Time and space dilation is more subtle and took longer for me to get a grip on. In honor of this being the 100th anniversary of Einstein’s paper on the Special Theory of Relativity, Astronomy magazine has done a special issue devoted to the subject. An illustration in one of the articles has finally made it clear to me how this works.
Imagine a sailboat passing a dock on which there stands a man. On the 32 foot high mast of the sailboat is another man who drops a rock onto the deck of the boat. From the viewpoint of the man on the mast, the rock drops straight down, taking one second to hit the deck. However, from the viewpoint of the man on the dock, the rock moved at an angle through space onto the deck below. It moved through a longer distance. And this is key, the faster the boat is moving, the longer a distance the man on the dock would see the rock traversing. This is not an illusion. It’s quite real.
And it gets scarier still. Velocity is distance travelled divided by the time it took to cover that distance; i.e., 60 miles per hour. The velocity (speed) of light is constant, 186,200 miles/second. It never changes. So let’s change the falling rock to a light beam from a flashlight. And let’s lengthen our pretend mast to 186,200 miles high and speed up our sailboat so it passes by more quickly.
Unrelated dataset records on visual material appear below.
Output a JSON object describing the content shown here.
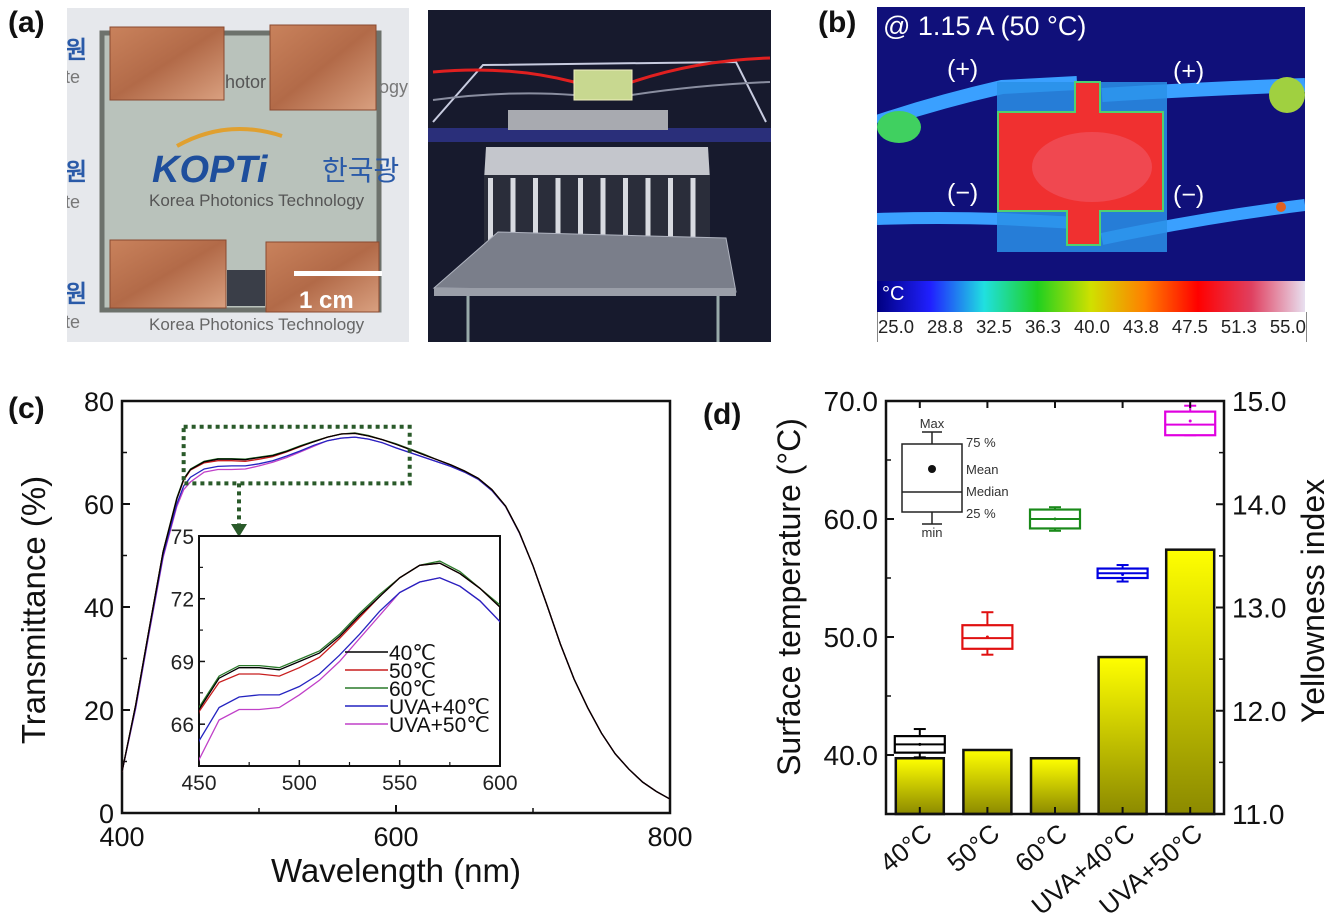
{
  "panel_labels": {
    "a": "(a)",
    "b": "(b)",
    "c": "(c)",
    "d": "(d)"
  },
  "photo_a": {
    "logo": "KOPTi",
    "logo_korean": "한국광",
    "caption": "Korea Photonics Technology",
    "caption_partial": "Korea Photonics Techn",
    "fragment_top": "hotor",
    "fragment_right": "ogy",
    "side_fragments": [
      "원",
      "te"
    ],
    "scale_bar": "1 cm"
  },
  "thermal": {
    "title": "@ 1.15 A (50 °C)",
    "labels": [
      "(+)",
      "(+)",
      "(−)",
      "(−)"
    ],
    "unit": "°C",
    "scale": [
      "25.0",
      "28.8",
      "32.5",
      "36.3",
      "40.0",
      "43.8",
      "47.5",
      "51.3",
      "55.0"
    ],
    "colormap": [
      "#000080",
      "#2020ff",
      "#20e0e0",
      "#20d020",
      "#d0e000",
      "#ff8000",
      "#ff0000",
      "#e04060",
      "#e8e0f0"
    ]
  },
  "chart_data": [
    {
      "type": "line",
      "xlabel": "Wavelength (nm)",
      "ylabel": "Transmittance (%)",
      "xlim": [
        400,
        800
      ],
      "ylim": [
        0,
        80
      ],
      "xticks": [
        400,
        600,
        800
      ],
      "yticks": [
        0,
        20,
        40,
        60,
        80
      ],
      "x": [
        400,
        410,
        420,
        430,
        440,
        445,
        450,
        460,
        470,
        480,
        490,
        500,
        510,
        520,
        530,
        540,
        550,
        560,
        570,
        580,
        590,
        600,
        610,
        620,
        630,
        640,
        650,
        660,
        670,
        680,
        690,
        700,
        710,
        720,
        730,
        740,
        750,
        760,
        770,
        780,
        790,
        800
      ],
      "series": [
        {
          "name": "40℃",
          "color": "#000000",
          "values": [
            8,
            21,
            36,
            50.7,
            61,
            64.8,
            66.7,
            68.2,
            68.7,
            68.7,
            68.6,
            69.0,
            69.4,
            70.2,
            71.2,
            72.1,
            73.0,
            73.6,
            73.7,
            73.2,
            72.5,
            71.6,
            70.6,
            69.6,
            68.6,
            67.6,
            66.4,
            65.0,
            62.8,
            59.6,
            54.5,
            48,
            40.5,
            32.8,
            26,
            20.4,
            15.5,
            11.5,
            8.5,
            6,
            4.2,
            2.7
          ]
        },
        {
          "name": "50℃",
          "color": "#c81e1e",
          "values": [
            8,
            21,
            36,
            50.7,
            61,
            64.6,
            66.6,
            68.0,
            68.4,
            68.4,
            68.3,
            68.7,
            69.2,
            70.1,
            71.1,
            72.1,
            73.0,
            73.6,
            73.7,
            73.2,
            72.5,
            71.6,
            70.6,
            69.6,
            68.6,
            67.6,
            66.4,
            65.0,
            62.8,
            59.6,
            54.5,
            48,
            40.5,
            32.8,
            26,
            20.4,
            15.5,
            11.5,
            8.5,
            6,
            4.2,
            2.7
          ]
        },
        {
          "name": "60℃",
          "color": "#2a7a2a",
          "values": [
            8,
            21,
            36,
            50.8,
            61.2,
            64.9,
            66.8,
            68.3,
            68.8,
            68.8,
            68.7,
            69.1,
            69.5,
            70.3,
            71.3,
            72.2,
            73.0,
            73.6,
            73.8,
            73.3,
            72.5,
            71.7,
            70.7,
            69.7,
            68.6,
            67.6,
            66.4,
            65.0,
            62.8,
            59.6,
            54.5,
            48,
            40.5,
            32.8,
            26,
            20.4,
            15.5,
            11.5,
            8.5,
            6,
            4.2,
            2.7
          ]
        },
        {
          "name": "UVA+40℃",
          "color": "#2424c0",
          "values": [
            8,
            20.5,
            35.5,
            50,
            60,
            63.5,
            65.2,
            66.8,
            67.3,
            67.4,
            67.4,
            67.8,
            68.4,
            69.3,
            70.3,
            71.4,
            72.3,
            72.8,
            73.0,
            72.6,
            71.9,
            70.9,
            70.0,
            69.1,
            68.2,
            67.3,
            66.2,
            64.8,
            62.6,
            59.5,
            54.4,
            48,
            40.5,
            32.8,
            26,
            20.4,
            15.5,
            11.5,
            8.5,
            6,
            4.2,
            2.7
          ]
        },
        {
          "name": "UVA+50℃",
          "color": "#c040c8",
          "values": [
            8,
            20.3,
            35.2,
            49.6,
            59.5,
            62.8,
            64.3,
            66.2,
            66.7,
            66.7,
            66.8,
            67.4,
            68.1,
            69.0,
            70.1,
            71.2,
            72.3,
            72.8,
            73.0,
            72.6,
            71.9,
            70.9,
            70.0,
            69.1,
            68.2,
            67.3,
            66.2,
            64.8,
            62.6,
            59.5,
            54.4,
            48,
            40.5,
            32.8,
            26,
            20.4,
            15.5,
            11.5,
            8.5,
            6,
            4.2,
            2.7
          ]
        }
      ],
      "highlight_box": {
        "x": [
          445,
          610
        ],
        "y": [
          64,
          75
        ],
        "color": "#2a5a2a"
      },
      "inset": {
        "xlim": [
          450,
          600
        ],
        "ylim": [
          64,
          75
        ],
        "xticks": [
          450,
          500,
          550,
          600
        ],
        "yticks": [
          66,
          69,
          72,
          75
        ],
        "legend": "lower-right"
      }
    },
    {
      "type": "bar+box",
      "categories": [
        "40°C",
        "50°C",
        "60°C",
        "UVA+40°C",
        "UVA+50°C"
      ],
      "ylabel_left": "Surface temperature (°C)",
      "ylabel_right": "Yellowness index",
      "ylim_left": [
        35,
        70
      ],
      "ylim_right": [
        11,
        15
      ],
      "yticks_left": [
        "40.0",
        "50.0",
        "60.0",
        "70.0"
      ],
      "yticks_right": [
        "11.0",
        "12.0",
        "13.0",
        "14.0",
        "15.0"
      ],
      "yellowness_index": [
        11.54,
        11.62,
        11.54,
        12.52,
        13.56
      ],
      "bar_colors": {
        "top": "#ffff00",
        "bottom": "#8c8a00"
      },
      "surface_temperature": [
        {
          "min": 39.8,
          "q1": 40.2,
          "median": 40.9,
          "mean": 40.9,
          "q3": 41.6,
          "max": 42.2,
          "color": "#000000"
        },
        {
          "min": 48.5,
          "q1": 49.0,
          "median": 49.9,
          "mean": 50.0,
          "q3": 51.0,
          "max": 52.1,
          "color": "#e01010"
        },
        {
          "min": 59.0,
          "q1": 59.2,
          "median": 60.0,
          "mean": 60.0,
          "q3": 60.8,
          "max": 61.0,
          "color": "#1a8a1a"
        },
        {
          "min": 54.7,
          "q1": 55.0,
          "median": 55.4,
          "mean": 55.3,
          "q3": 55.8,
          "max": 56.1,
          "color": "#0000e0"
        },
        {
          "min": 67.1,
          "q1": 67.1,
          "median": 68.0,
          "mean": 68.3,
          "q3": 69.1,
          "max": 69.6,
          "color": "#e000e0"
        }
      ],
      "box_legend": {
        "max": "Max",
        "q3": "75 %",
        "mean": "Mean",
        "median": "Median",
        "q1": "25 %",
        "min": "min"
      }
    }
  ]
}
Our friend on the mast turns on his light and it hits the deck straight below him one second later. Our friend on the dock sees the light angle though space and take a much longer path to the deck. He sees the hypotenuse of a right triangle made by the deck, the mast and the front edge of the beam moving down to the deck. Think about this. The speed of light is the same for both observers. The distance the light beam has travelled is longer as measured by dock-man. So if we keep the speed of light constant and increase the distance it travelled how do we make the math work?
This is what the man on the mast measures (C equals the speed of light):
C = 186,200 miles/S = distance / time = 186,200 miles / 1 second
This is what the man on the dock measures:
C = 186,200 miles/S = distance / time = 190,000 miles / 1.02 second
Both time and space are different between observers moving at different speeds with respect to one another. They perceive lengths of distances to be different and time actually passes at different rates for them. Amazing.
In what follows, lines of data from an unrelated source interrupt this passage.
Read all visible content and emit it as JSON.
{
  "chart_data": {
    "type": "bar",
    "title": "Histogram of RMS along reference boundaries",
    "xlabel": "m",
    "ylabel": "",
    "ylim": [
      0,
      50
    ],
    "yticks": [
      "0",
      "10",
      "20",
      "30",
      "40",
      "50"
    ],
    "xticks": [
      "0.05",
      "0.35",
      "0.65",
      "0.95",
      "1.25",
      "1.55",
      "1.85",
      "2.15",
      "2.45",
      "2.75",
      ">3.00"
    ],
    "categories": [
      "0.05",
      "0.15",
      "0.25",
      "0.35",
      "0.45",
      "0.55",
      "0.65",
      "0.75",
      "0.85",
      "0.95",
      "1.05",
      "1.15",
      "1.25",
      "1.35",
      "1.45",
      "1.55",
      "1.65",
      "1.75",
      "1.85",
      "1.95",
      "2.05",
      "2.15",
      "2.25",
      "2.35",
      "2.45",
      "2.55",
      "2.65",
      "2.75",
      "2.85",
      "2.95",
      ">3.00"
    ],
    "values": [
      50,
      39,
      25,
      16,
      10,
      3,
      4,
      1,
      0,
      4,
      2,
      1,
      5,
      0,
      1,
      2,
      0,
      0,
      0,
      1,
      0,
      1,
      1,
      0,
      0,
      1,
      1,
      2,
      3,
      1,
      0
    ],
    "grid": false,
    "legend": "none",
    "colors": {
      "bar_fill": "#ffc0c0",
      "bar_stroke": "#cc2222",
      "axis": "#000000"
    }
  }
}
Einstein called facing up to the result of that mind experiment “taking the step.” Once he knew the observers would measure different lengths for that light beam he knew that time had to be variable for them. That “step” was the beginning of a revolution in the way the universe is seen to function. Kip Thorne, physicist and author of Black Holes & Time Warps, Einstein’s Outrageous Legacy is still astonished by what he termed Einstein’s “breathtaking arrogance.” His complete confidence that his definition of time and space was correct and everything that had gone before was wrong. Close, yes. But wrong.
Lest you be tempted to think this is a lot of esoteric egghead nonsense that has no bearing on the real world, think again. When the constellation of GPS satellites was designed for US military in the 1980’s, relativity functions were built into the software. The functions were designed so they could be switched off from the ground just in case Einstein was wrong. They’ve never been switched off. Were they to be, users would experience locational errors on the surface of the Earth of about 7 miles. Relativity is completely real.
Congratulations Albert, on the 100th anniversary of your theory. As amazing as it seems, you were right.